Regulation of individual HERVH proviruses by KLF5 and SOX9. (A) KLF5 ChIP-seq traces (green track) and RNA-seq traces of KLF5 knocked-down (siKLF5) and control EAC cells OE19 (three samples per group) (E-MTAB-8568; E-MTAB-8446) at the HERVH Xp22.32, HERVH 1p31.3 and HERVH 13q33.3 proviruses. (B) KLF5 ChIP-seq traces (green track) and RNA-seq traces of KLF5^−/− and control COAD cells HT-55 (three samples per group) (GSE147853; GSE147855) at the HERVH Xp22.32, HERVH 1p31.3 and HERVH 13q33.3 proviruses. Also indicated in (A) and (B) are KLF5 binding sites from the UCSC Genome Browser JASPAR Transcription Factor track. (C) Expression of HERVH Xp22.32 or HERVH-CALB1, relative to expression of HPRT, determined by RT-qPCR in EAC cells OE19 transfected to express SOX9 or KLF5, compared with control untransfected cells.
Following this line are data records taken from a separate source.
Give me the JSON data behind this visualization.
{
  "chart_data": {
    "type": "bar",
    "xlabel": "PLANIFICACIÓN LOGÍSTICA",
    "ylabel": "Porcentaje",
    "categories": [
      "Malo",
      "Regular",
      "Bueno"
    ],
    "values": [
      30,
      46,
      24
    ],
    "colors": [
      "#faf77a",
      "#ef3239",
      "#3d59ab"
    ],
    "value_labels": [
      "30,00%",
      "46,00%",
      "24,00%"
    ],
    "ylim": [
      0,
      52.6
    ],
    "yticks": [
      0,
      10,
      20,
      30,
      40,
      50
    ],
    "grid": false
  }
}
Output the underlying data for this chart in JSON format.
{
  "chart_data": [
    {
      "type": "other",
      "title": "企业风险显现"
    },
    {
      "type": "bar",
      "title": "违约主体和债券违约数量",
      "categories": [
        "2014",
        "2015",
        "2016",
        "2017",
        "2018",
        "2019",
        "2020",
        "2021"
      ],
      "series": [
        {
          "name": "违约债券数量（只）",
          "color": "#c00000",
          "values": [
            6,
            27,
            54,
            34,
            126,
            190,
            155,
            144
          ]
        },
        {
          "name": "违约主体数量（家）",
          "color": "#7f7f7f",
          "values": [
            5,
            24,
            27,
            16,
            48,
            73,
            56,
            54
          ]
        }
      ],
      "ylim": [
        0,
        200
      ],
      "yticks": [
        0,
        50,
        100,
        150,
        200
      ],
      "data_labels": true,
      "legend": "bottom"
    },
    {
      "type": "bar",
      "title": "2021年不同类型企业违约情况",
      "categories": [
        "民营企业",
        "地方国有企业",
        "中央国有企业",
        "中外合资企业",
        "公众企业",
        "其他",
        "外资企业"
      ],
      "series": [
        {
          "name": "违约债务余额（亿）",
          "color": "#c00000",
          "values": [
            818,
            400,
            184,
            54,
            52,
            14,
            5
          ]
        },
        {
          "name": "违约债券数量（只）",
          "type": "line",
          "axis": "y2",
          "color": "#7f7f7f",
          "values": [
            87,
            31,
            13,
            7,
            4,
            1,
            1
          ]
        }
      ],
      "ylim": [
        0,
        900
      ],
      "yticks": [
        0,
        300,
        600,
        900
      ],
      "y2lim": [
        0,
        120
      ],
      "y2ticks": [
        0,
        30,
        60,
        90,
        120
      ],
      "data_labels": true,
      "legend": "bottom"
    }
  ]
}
Error bars represent the variation of two independent repeats each with three technical replicates and p values were calculated one way ANOVA with Bonferroni correction for multiple comparisons.

Figure 7.

Expression of HERVH Xp22.32 in the progression to EAC. (A) Mean (±SEM) expression of HERVH Xp22.32 in GTEx normal esophagus and OCCAMS BE and EAC samples (left) and an independent dataset of normal esophagus and BE and EAC samples (E-MTAB-4054) (middle), and HERVH Xp22.32 expression in paired OCCAMs BE and EAC samples (right). Comparisons of the three types of tissue were carried out with Kruskal-Wallis tests with Dunn's correction for multiple comparisons, and of the paired samples with Wilcoxon matched-pairs signed rank test. (B) Heatmap of expression of 101 genes that were significantly (q < 0.05) differentially expressed between hierarchically clustered OCCAMS BE and EAC subsets according to HERVH Xp22.32 expression (using 1 TPM as the cut-off value to define high and low HERVH Xp22.32 expression).

Figure 8.

Molecular features of EAC subtypes defined by HERVH Xp22.32 activation. (A) Driver gene alterations that correlated significantly (P< 0.05, q < 0.05) with HERVH Xp22.32 expression by linear regression analyses. (B) Heatmap of expression of 839 ESCA-overexpressed assembled transcripts (top) and annotated exons and introns of 1756 annotated genes (bottom) that correlated significantly (P< 0.05, q < 0.05) with HERVH Xp22.32 expression by linear regression analyses. (C) Functional annotation by gene ontology (GO) of the 1756 genes that correlated significantly with HERVH Xp22.32 expression in (B). (D) Ratios of exon/intron expression in OCCAMS EAC samples with the highest and lowest HERVH Xp22.32 expression (n = 10 per group) for 19 genes where the expression of exons and of intronic transcripts showed an inverse correlation with HERVH Xp22.32 expression. P values were calculated using Student's t-tests. (E) RNA-seq traces of representative OCCAMS EAC samples with high or low HERVH Xp22.32 expression (two samples per group) at the HERVH Xp22.32, ZDHHC20 and PBRM1 loci.